The next time you think of “teach me piano” after listening to an amazing pianist, replace that thought with “practice”. We create good habits by practicing frequently or when we can. These habits are what allow our subconscious to guide our capacity. When you can have a conversation with someone while playing the piano with both hands, you will realize the power of this. Practice enough to be recorded in your subconscious.
Finally, start with a song or melody that you enjoy. There is a higher level of interest when we like something. Try not to start with something too complicated. If so, try to play the base melody of that song. The key here is to feel more comfortable with the piano. In this way, we will be able to expand our comfort levels and deal with more difficult tasks.
How to use the entire piano keyboard
There are 88 keys on the piano keyboard. Most pianists use about 1/3 of this number most of the time. Why? Well, if you’re playing scores, the answer lies in how the composer used the piano. If you are creating your own music, the answer is to experiment with the possibilities.
Now, most of my own music is played near the center of the keyboard. It’s not something I planned, it’s the area of the piano that I naturally play when I sit down to do music. Of course, I use and have used most notes on the piano, and it would be a shame not to do so. If I sit down with a predetermined agenda to play high notes, then I’m not listening to my intuition.
Although I have to admit that in Lesson 5: “Winter Scene” I wanted to create a cool winter sound, so I started with my left hand higher up on the keyboard and played higher notes with my right hand. But most of the time, I let my intuition guide me and 9 out of 10 times I start at the center of the keyboard.

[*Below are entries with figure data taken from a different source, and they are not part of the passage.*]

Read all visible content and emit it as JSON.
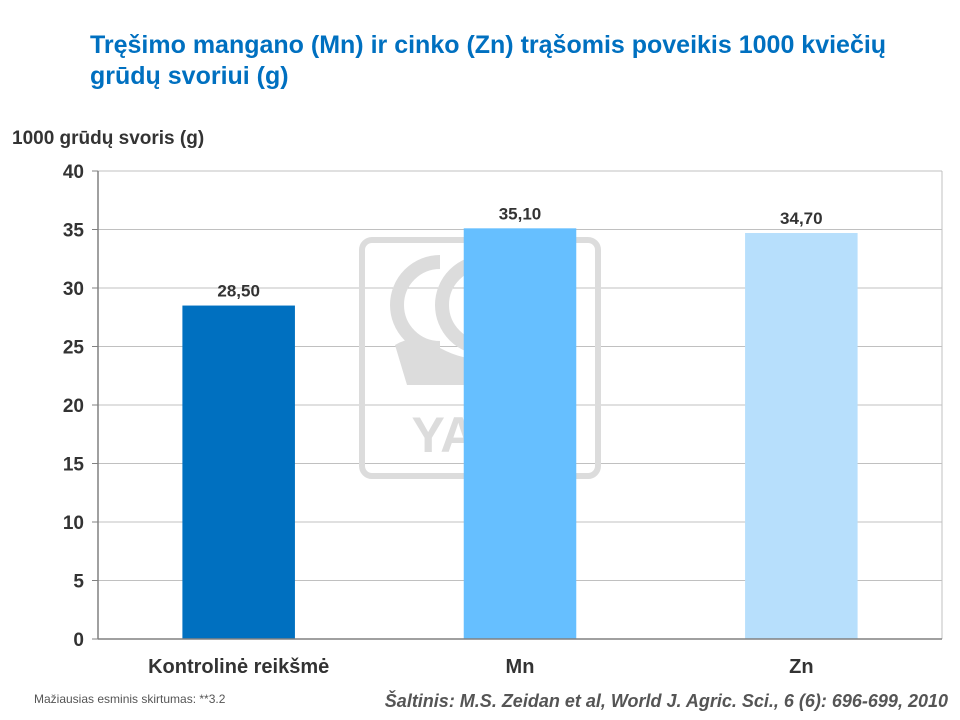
{
  "chart_data": {
    "type": "bar",
    "title": "Tręšimo mangano (Mn) ir cinko (Zn) trąšomis poveikis 1000 kviečių grūdų svoriui (g)",
    "ylabel": "1000 grūdų svoris (g)",
    "xlabel": "",
    "categories": [
      "Kontrolinė reikšmė",
      "Mn",
      "Zn"
    ],
    "values": [
      28.5,
      35.1,
      34.7
    ],
    "value_labels": [
      "28,50",
      "35,10",
      "34,70"
    ],
    "bar_colors": [
      "#0070c0",
      "#66bfff",
      "#b7dffc"
    ],
    "ylim": [
      0,
      40
    ],
    "yticks": [
      0,
      5,
      10,
      15,
      20,
      25,
      30,
      35,
      40
    ],
    "grid": true,
    "legend": "none"
  },
  "watermark": {
    "text": "YARA",
    "color": "#d9d9d9"
  },
  "footnote": "Mažiausias esminis skirtumas: **3.2",
  "source": "Šaltinis: M.S. Zeidan et al, World J. Agric. Sci., 6 (6): 696-699, 2010"
}
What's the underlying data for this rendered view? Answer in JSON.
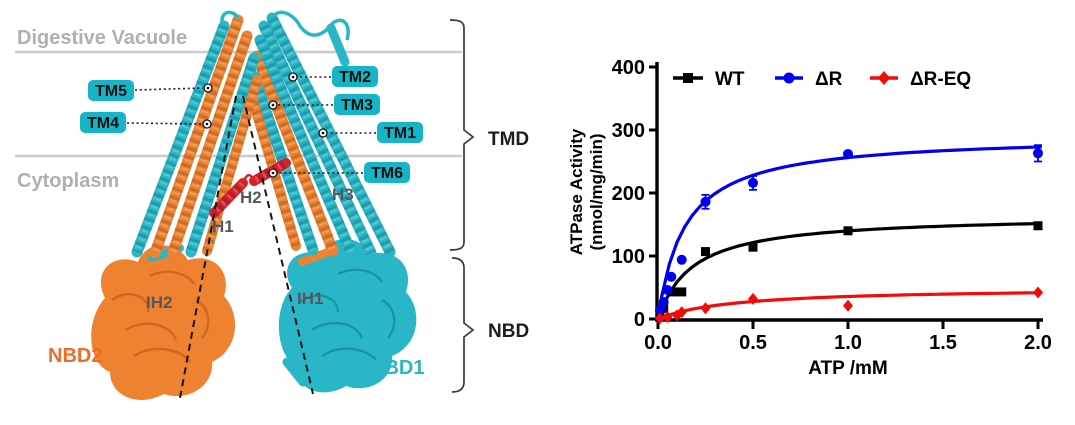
{
  "left_panel": {
    "membrane_labels": {
      "top": "Digestive Vacuole",
      "bottom": "Cytoplasm"
    },
    "tm_labels": {
      "tm1": "TM1",
      "tm2": "TM2",
      "tm3": "TM3",
      "tm4": "TM4",
      "tm5": "TM5",
      "tm6": "TM6"
    },
    "helix_labels": {
      "h1": "H1",
      "h2": "H2",
      "h3": "H3",
      "ih1": "IH1",
      "ih2": "IH2"
    },
    "domain_labels": {
      "nbd1": "NBD1",
      "nbd2": "NBD2"
    },
    "bracket_labels": {
      "tmd": "TMD",
      "nbd": "NBD"
    },
    "colors": {
      "cyan": "#29b7c8",
      "orange": "#ee8230",
      "red_helix": "#d6232b",
      "tm_label_bg": "#17b3c7",
      "membrane_text": "#aeb0b3",
      "membrane_line": "#c9cacc",
      "helix_label_text": "#54575b",
      "nbd1_text": "#29b7c8",
      "nbd2_text": "#f26a28"
    }
  },
  "chart_data": {
    "type": "scatter",
    "title": "",
    "xlabel": "ATP /mM",
    "ylabel_line1": "ATPase Activity",
    "ylabel_line2": "(nmol/mg/min)",
    "xlim": [
      0,
      2
    ],
    "ylim": [
      0,
      400
    ],
    "xticks": [
      "0.0",
      "0.5",
      "1.0",
      "1.5",
      "2.0"
    ],
    "yticks": [
      "400",
      "300",
      "200",
      "100",
      "0"
    ],
    "grid": false,
    "legend_position": "top-inside",
    "series": [
      {
        "name": "WT",
        "color": "#000000",
        "marker": "square",
        "x": [
          0.01,
          0.03,
          0.08,
          0.125,
          0.25,
          0.5,
          1.0,
          2.0
        ],
        "y": [
          9,
          17,
          43,
          43,
          107,
          114,
          140,
          148
        ],
        "yerr": [
          0,
          0,
          0,
          0,
          0,
          0,
          0,
          0
        ],
        "fit": {
          "vmax": 165,
          "km": 0.18
        }
      },
      {
        "name": "ΔR",
        "color": "#0000f0",
        "marker": "circle",
        "x": [
          0.01,
          0.03,
          0.05,
          0.07,
          0.125,
          0.25,
          0.5,
          1.0,
          2.0
        ],
        "y": [
          14,
          27,
          46,
          67,
          94,
          186,
          216,
          262,
          263
        ],
        "yerr": [
          0,
          0,
          0,
          0,
          0,
          11,
          11,
          0,
          13
        ],
        "fit": {
          "vmax": 292,
          "km": 0.14
        }
      },
      {
        "name": "ΔR-EQ",
        "color": "#f50a0a",
        "marker": "diamond",
        "x": [
          0.01,
          0.05,
          0.1,
          0.125,
          0.25,
          0.5,
          1.0,
          2.0
        ],
        "y": [
          1,
          3,
          6,
          11,
          17,
          32,
          21,
          42
        ],
        "yerr": [
          0,
          0,
          0,
          0,
          0,
          0,
          0,
          0
        ],
        "fit": {
          "vmax": 50,
          "km": 0.4
        }
      }
    ]
  }
}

There is nothing wrong or uncreative in this at all. In fact, it really does not matter where you start, because once you do, the heart and mind work together to bring you the ideal music. It is the only real music that can come out of you because you are listening to what your heart wants to touch. If you play some serious notes, to begin with, that’s fine. If you want to start at the top end of the piano, that’s fine too.

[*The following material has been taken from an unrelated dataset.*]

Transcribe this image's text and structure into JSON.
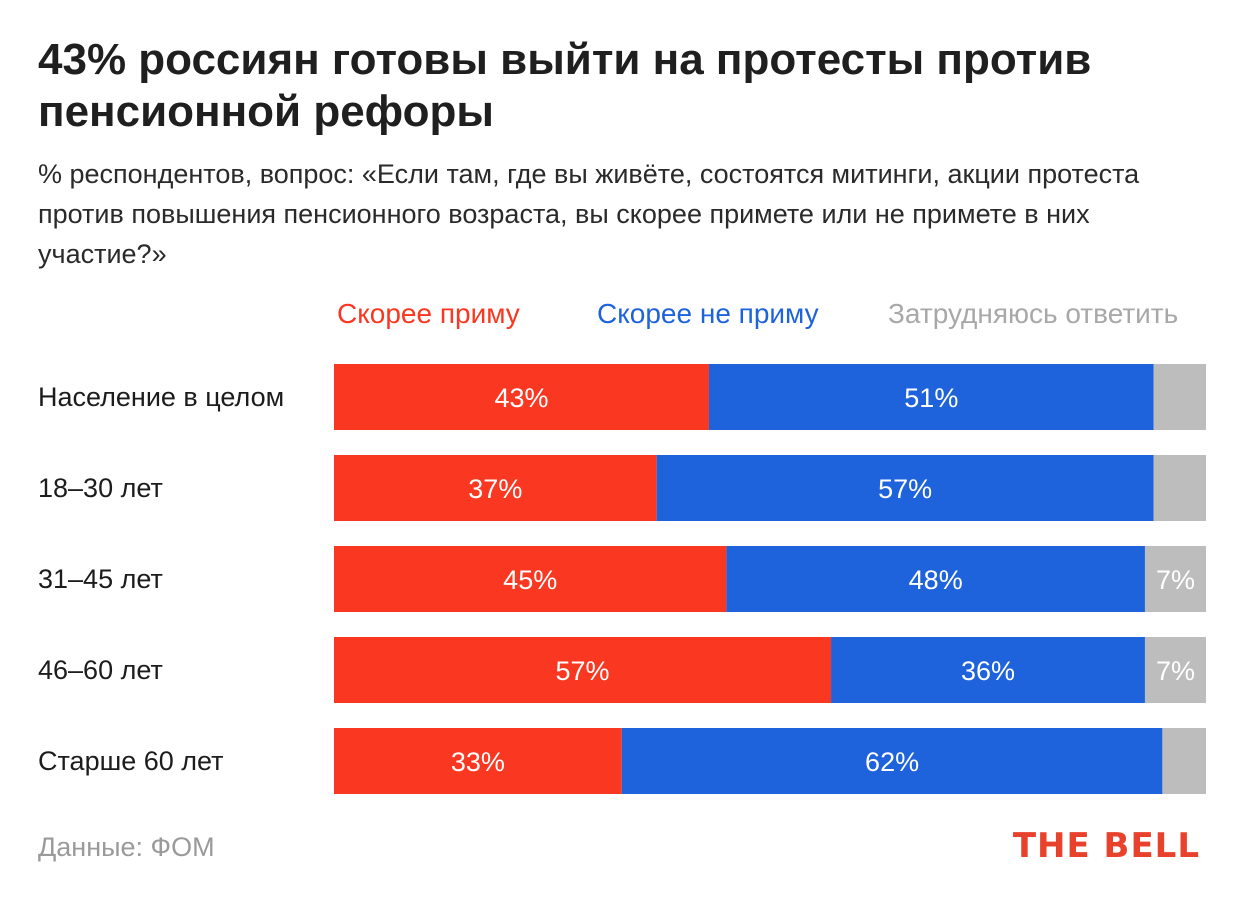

The key here is to be authentic. Some of the compositions and improvisations sound artificial because they are intended. There is really nothing wrong with this approach – as long as you let the music guide you. For example, you can decide that you want to create a piece according to a certain state of mind. However, once you have the general idea of the music, let yourself go where you want to go – that is, listen, listen, listen to what comes next. This approach never fails and almost always gives good results.